Australia is on its way to a population of 41 million people by 2065.
That is a huge growth trajectory—an increase of more than 14 million people in the next four decades—and the Planning Institute of Australia is calling for a nationally co-ordinated plan to cope with it.
In its Growing Well report, the industry body said while the growth would underpin economic expansion, it also exposed flaws in the way the nation planned for housing, infrastructure and settlement.
PIA national president Emma Riley said that, regardless of the pace of the growth, the focus needed to be on planning “so Australia grows well”.
“Right now, decisions about housing, infrastructure and population aren’t joined up, and that’s one of the reasons why people are feeling the pressure in their day-to-day lives,” said Emma Riley RPIA (Fellow), National President of the Planning Institute of Australia.
“When growth isn’t planned well, people pay for it through higher house prices and rents, more time stuck in traffic, and overcrowded services and infrastructure.
“This is about making sure growth leads to better communities, not bigger pressures on households.”
Australian concentration of population

At present, there is no national plan or co-ordinated response across state lines.
While the Federal government sets migration levels and funds major infrastructure, and states control land-use planning, decisions that shape where Australians live are made in isolation.
The report described this as a “spatially blind” system—one in which policies influence settlement patterns without any overarching framework to guide outcomes.
The result is increasingly concentrated growth in major cities, particularly Sydney and Melbourne, which already account for a disproportionate share of population and economic activity.
This uneven development reflects a broader imbalance in Australia’s settlement pattern, with relatively few mid-sized cities compared to other advanced economies.
The PIA is advocating for a National Plan for Australia’s Growth—a long-term spatial framework that aligns population, housing, infrastructure and economic policy.

The report emphasised that this was not about dictating where people should live, but about improving co-ordination between governments and providing a shared evidence base for decision-making, and international precedent supports this approach.
More than 80 per cent of countries now operate national urban policies or equivalent frameworks to guide development and investment.
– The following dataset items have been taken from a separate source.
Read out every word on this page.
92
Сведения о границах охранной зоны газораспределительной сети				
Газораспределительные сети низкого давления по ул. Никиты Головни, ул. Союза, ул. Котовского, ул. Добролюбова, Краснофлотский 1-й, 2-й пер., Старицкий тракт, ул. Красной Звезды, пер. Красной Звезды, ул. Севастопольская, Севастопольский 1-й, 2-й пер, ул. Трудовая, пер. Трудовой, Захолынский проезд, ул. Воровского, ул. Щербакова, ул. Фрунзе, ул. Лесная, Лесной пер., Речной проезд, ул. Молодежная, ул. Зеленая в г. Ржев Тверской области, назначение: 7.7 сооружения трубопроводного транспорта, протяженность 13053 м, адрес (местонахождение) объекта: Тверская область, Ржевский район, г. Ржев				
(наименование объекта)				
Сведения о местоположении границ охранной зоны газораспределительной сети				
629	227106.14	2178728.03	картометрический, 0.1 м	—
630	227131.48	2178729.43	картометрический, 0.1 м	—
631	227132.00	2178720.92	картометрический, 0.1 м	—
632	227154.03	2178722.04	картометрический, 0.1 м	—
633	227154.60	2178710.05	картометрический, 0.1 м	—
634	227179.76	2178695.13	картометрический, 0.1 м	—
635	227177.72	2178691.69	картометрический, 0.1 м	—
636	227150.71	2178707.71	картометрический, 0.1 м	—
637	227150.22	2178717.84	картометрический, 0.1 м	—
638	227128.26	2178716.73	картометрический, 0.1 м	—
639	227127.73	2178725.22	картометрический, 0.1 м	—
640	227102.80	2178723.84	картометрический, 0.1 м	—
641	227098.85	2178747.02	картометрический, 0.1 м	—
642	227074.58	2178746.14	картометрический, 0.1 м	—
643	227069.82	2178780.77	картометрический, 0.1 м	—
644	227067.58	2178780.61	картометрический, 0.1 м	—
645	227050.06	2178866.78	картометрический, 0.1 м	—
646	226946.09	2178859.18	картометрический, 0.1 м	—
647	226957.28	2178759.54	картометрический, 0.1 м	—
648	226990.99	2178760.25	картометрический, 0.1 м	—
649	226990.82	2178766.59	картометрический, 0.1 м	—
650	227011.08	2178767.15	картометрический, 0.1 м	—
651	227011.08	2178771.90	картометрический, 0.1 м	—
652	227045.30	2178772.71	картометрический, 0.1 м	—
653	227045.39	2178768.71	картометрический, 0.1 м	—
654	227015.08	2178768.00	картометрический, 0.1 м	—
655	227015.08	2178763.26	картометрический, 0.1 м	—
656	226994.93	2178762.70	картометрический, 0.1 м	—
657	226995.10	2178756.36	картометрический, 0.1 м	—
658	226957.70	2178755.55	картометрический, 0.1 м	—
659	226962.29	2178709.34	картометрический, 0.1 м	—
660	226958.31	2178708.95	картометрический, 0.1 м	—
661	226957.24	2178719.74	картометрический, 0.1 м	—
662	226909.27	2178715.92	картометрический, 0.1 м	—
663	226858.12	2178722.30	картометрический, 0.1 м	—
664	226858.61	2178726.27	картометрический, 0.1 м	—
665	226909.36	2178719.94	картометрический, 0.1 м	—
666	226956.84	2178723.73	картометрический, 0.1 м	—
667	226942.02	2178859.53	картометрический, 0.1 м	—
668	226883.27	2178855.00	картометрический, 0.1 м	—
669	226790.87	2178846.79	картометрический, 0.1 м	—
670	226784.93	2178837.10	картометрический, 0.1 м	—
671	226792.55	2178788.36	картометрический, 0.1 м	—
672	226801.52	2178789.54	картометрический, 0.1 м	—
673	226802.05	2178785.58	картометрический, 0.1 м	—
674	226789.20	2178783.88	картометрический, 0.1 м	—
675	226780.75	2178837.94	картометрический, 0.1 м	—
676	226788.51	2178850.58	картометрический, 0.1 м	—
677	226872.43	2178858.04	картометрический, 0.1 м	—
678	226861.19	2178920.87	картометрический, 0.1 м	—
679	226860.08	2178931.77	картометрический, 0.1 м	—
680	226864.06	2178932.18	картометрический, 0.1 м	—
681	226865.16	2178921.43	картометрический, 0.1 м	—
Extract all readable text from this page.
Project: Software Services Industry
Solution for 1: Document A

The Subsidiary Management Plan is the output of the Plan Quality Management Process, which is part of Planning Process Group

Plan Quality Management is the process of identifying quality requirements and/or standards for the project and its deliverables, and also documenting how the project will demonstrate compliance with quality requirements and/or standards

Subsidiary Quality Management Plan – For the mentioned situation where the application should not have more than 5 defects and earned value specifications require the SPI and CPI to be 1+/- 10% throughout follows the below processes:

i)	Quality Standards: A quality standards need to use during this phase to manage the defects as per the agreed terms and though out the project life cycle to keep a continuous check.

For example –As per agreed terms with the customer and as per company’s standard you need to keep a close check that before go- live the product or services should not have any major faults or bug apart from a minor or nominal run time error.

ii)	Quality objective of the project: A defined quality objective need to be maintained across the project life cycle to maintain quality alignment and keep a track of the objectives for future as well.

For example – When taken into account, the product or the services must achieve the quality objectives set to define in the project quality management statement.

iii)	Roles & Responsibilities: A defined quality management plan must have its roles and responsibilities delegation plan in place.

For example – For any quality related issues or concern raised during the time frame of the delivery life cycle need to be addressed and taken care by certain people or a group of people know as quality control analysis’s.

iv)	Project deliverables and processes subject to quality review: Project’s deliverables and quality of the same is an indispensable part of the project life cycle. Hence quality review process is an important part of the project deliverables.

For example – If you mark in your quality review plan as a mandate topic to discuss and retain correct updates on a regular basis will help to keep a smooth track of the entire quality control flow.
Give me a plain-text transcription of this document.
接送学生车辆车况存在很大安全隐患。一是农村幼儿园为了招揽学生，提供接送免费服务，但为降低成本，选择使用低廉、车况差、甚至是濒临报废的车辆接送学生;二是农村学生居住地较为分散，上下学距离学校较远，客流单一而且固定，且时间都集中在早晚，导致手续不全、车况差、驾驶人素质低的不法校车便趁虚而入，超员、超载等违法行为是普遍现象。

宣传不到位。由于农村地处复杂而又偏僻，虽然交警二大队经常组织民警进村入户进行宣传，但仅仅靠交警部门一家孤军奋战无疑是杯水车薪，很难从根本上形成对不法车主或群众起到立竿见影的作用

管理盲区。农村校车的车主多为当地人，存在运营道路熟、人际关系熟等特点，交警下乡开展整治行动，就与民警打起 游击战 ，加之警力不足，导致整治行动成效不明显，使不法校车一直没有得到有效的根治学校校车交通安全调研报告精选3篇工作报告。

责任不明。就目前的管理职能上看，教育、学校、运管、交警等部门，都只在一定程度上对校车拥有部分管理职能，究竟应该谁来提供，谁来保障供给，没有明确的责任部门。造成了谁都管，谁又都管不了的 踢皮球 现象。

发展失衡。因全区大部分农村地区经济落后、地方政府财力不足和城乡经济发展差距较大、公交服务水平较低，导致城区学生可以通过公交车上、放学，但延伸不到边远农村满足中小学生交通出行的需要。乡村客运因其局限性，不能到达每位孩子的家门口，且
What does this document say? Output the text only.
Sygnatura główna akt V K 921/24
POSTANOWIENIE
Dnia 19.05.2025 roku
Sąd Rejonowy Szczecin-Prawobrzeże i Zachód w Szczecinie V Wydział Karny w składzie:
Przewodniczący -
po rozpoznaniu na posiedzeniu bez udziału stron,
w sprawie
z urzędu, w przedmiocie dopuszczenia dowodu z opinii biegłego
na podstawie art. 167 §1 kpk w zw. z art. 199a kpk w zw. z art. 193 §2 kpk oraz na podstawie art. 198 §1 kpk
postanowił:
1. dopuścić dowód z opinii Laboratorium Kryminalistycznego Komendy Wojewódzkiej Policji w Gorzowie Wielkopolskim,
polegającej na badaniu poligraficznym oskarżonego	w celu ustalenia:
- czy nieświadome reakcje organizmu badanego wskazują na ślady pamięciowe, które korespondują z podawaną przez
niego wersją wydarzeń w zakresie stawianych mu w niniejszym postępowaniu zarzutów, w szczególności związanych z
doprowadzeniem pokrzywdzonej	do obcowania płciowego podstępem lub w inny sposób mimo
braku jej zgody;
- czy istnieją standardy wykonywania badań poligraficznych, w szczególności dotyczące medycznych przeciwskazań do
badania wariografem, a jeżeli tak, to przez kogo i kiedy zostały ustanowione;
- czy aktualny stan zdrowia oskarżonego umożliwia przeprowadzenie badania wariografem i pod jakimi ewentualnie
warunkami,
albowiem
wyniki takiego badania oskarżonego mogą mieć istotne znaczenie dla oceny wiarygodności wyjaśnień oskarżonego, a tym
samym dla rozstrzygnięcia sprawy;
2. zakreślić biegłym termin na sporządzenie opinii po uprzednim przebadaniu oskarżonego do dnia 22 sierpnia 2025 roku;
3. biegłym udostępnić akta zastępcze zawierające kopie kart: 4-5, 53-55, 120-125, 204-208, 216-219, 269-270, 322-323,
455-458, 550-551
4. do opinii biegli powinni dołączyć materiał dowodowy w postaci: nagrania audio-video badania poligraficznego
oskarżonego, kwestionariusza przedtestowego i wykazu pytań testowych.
These plans help align infrastructure with growth, support regional economies and improve resilience to economic and environmental shocks.
According to the PIA, the opportunity lay in moving from a reactive model of “predict and provide” to a more strategic “vision and validate” approach.
This would involve testing different growth scenarios—such as expanding regional cities, developing new urban centres, or strengthening transport corridors—and understanding their long-term implications.
Ultimately, the report frames population growth not as a problem to be managed, but as a national opportunity—if planned well.